Culture Night 2016: Thousands flock to city centres to savour best of Irish creativity
As the first handfuls of curious culture vultures appeared across Dublin, you could have imagined a rather reserved Friday evening in Dublin.
But Culture Night 2016 proved it wasn’t going to be a quiet event, as soon thousands arrived in the capital to savour some of the best of Irish creativity.
Arts Minister Heather Humphreys was among the first to hit the cultural trail, arriving early to Dublin Castle.
“This is a busy night, but it’s a really, really good night,” she said.
Caoilfhinn Groake from Killiney came with her two children Euan (8) and Romilly (11), and was one of the first in line to have her face painted in St Stephen’s Green.
“We just wanted to bring the children in while it’s early,” she said.
“We’ll stick around the Trinity area tonight and bring them to see the Alliance Francaise, the Little Museum and the square,” she added. “We’d like to show them the atmosphere and what Dublin looks like at night.”
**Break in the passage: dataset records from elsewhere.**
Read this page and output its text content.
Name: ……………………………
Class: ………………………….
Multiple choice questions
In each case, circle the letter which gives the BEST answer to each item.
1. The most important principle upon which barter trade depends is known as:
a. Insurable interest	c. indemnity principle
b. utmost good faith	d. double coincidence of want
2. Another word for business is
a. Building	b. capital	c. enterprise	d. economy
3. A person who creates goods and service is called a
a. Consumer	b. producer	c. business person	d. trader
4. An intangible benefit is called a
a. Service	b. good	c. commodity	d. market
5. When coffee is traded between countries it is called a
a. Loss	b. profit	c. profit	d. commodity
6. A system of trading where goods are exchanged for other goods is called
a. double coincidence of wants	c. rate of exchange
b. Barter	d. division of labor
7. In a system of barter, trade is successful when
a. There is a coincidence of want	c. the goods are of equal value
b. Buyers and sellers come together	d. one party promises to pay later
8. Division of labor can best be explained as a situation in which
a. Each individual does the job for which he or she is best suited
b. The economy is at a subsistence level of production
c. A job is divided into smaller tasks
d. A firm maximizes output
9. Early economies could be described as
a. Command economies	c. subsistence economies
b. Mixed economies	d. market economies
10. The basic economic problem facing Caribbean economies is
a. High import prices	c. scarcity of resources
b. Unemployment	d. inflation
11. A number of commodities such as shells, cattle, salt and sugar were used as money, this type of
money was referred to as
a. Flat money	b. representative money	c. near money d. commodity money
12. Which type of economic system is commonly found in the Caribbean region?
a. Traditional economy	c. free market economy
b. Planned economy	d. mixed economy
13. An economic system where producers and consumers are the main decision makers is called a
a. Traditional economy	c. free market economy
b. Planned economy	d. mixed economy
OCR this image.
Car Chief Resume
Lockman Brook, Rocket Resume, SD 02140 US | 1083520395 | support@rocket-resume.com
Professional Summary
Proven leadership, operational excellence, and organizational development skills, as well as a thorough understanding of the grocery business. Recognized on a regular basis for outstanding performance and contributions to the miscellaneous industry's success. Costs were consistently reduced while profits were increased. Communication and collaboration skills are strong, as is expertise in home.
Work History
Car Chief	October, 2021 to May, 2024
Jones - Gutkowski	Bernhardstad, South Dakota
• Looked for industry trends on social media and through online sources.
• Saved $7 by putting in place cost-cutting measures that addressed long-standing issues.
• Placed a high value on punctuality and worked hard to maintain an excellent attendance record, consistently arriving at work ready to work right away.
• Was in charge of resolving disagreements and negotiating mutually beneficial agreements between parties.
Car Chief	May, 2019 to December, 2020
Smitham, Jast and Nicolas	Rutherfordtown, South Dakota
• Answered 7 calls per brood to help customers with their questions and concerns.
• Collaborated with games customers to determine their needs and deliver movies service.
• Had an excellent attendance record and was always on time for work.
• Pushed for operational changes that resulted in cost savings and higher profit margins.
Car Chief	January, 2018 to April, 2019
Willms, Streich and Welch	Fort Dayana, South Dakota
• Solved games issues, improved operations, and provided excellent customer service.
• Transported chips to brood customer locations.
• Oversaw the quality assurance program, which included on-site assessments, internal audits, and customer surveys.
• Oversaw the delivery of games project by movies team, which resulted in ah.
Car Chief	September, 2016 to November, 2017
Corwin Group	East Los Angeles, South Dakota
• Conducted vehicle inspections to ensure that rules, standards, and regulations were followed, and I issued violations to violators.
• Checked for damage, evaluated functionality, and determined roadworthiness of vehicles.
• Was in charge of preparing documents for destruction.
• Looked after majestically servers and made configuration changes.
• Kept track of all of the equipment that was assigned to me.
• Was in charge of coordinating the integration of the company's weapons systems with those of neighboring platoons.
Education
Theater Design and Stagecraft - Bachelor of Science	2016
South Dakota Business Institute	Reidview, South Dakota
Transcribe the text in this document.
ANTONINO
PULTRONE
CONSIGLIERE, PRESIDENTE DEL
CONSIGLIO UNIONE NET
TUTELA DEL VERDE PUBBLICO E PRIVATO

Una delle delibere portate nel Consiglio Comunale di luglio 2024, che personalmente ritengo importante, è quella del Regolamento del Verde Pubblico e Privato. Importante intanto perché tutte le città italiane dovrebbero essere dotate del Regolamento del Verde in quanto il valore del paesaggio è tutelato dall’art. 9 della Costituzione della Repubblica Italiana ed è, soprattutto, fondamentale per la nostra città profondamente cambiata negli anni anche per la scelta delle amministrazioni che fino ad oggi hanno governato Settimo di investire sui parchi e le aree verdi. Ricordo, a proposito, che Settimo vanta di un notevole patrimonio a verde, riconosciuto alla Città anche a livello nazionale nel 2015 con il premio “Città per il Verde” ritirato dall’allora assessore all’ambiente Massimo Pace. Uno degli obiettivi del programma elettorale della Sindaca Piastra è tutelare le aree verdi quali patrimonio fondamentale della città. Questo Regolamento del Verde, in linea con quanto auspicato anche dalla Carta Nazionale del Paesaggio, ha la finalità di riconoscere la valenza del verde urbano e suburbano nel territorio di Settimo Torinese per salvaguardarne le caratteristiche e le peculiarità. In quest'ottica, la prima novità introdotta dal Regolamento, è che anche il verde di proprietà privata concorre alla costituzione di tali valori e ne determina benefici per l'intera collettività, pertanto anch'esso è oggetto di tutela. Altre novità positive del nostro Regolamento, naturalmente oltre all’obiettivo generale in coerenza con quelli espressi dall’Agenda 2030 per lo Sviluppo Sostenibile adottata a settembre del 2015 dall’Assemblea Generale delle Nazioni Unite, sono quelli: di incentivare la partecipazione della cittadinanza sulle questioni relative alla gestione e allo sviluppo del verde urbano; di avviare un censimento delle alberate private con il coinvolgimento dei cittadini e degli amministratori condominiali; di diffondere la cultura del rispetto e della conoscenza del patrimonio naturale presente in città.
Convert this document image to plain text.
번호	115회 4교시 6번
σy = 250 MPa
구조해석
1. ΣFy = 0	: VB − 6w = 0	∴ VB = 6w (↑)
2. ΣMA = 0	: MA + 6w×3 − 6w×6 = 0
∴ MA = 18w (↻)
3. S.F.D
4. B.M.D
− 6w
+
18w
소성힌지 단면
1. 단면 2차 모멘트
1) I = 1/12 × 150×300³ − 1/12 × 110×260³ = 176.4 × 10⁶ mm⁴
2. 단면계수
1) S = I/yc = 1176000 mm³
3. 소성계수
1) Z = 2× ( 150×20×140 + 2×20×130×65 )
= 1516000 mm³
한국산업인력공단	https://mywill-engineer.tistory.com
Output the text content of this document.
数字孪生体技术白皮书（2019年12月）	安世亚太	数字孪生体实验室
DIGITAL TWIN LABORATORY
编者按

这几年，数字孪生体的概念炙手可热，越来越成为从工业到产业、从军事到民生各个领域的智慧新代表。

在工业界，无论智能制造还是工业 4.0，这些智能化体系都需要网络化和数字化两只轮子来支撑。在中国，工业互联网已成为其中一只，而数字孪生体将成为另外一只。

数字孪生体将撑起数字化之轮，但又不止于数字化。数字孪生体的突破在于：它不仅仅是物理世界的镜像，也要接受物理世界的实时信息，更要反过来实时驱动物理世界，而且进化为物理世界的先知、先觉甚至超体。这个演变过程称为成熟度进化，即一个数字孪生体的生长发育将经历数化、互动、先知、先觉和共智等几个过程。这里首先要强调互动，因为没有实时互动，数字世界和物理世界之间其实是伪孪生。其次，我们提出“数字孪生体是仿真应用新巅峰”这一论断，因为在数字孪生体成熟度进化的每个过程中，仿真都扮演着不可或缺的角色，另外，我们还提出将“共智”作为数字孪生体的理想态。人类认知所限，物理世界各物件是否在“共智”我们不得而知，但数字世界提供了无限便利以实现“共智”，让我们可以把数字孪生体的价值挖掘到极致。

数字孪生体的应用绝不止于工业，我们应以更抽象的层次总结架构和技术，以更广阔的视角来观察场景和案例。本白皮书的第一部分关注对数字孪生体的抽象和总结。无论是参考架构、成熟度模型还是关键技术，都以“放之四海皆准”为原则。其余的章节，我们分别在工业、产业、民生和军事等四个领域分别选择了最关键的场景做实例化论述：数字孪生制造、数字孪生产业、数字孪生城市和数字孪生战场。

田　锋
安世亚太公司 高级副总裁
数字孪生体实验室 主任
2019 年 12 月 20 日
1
Spectacular scenes were spotted in Temple Bar’s Meeting House Square, as Aerial Cirque performed a truly stunning and magnificent vertical dance.
Abseiling down the surrounding buildings, the troupe bounced off a canvas while weaving designs in red wool.
Near St Stephen’s Green, Boston College was the scene of a magic lantern show, a music for deaf audiences workshop and a Nigerian choir performance.
Meanwhile, Amnesty International invited the curious to Fleet St to hear the stories and poetry of migrants in Calais and Dunkirk.
Outside of the capital, Galway hosted events as wide ranging from stories of direct provision to a sneak peak into the building of Galway Hookers, the city’s iconic cargo boats.
Those seeking more hands-on events were also treated to a brief lesson in aerial yoga, hoola-hooping and balancing acts with Galway Community Circus in Shantalla.
Night owls then plan to head to the Culture Night Party in the Róisín Dubh, featuring sessions from local acts like My Fellow Sponges, New Pope and Tracy Bruen.
Meanwhile, Wexford town embraced culture from outside of Ireland, welcoming three Shaolin masters for a spectacular Kung Fu display at the Irish National Heritage Park.
But the varied programme ventured far further than Irish shores. Capitals across the world also joined in the festivities, with the showcasing of several Irish artists.
Belfast painter Colin Davidson opened his exhibition, Reflected Gleams, at the Irish Arts Centre in New York.
Colin has immortalised famous faces from Angela Merkel to Glen Hansard, and his new collection will run in the Big Apple until the end of the month
Meanwhile, the Centre Culturel Irlandais in Paris hosted ‘The Souvenir Shop’, an art installation taking inspiration from Tom Clarke’s 1916 tobacconist.
Caoilfhionn Groarke, from Killiney, with her son Euan (8) and daughter Romilly (11), getting their faces painted in Boston College. Below, Hannah Thomson, from Glanmire, with Elisabetta Mazza of the Glucksman Gallery, Cork having fun at the Teddys Bear Walk.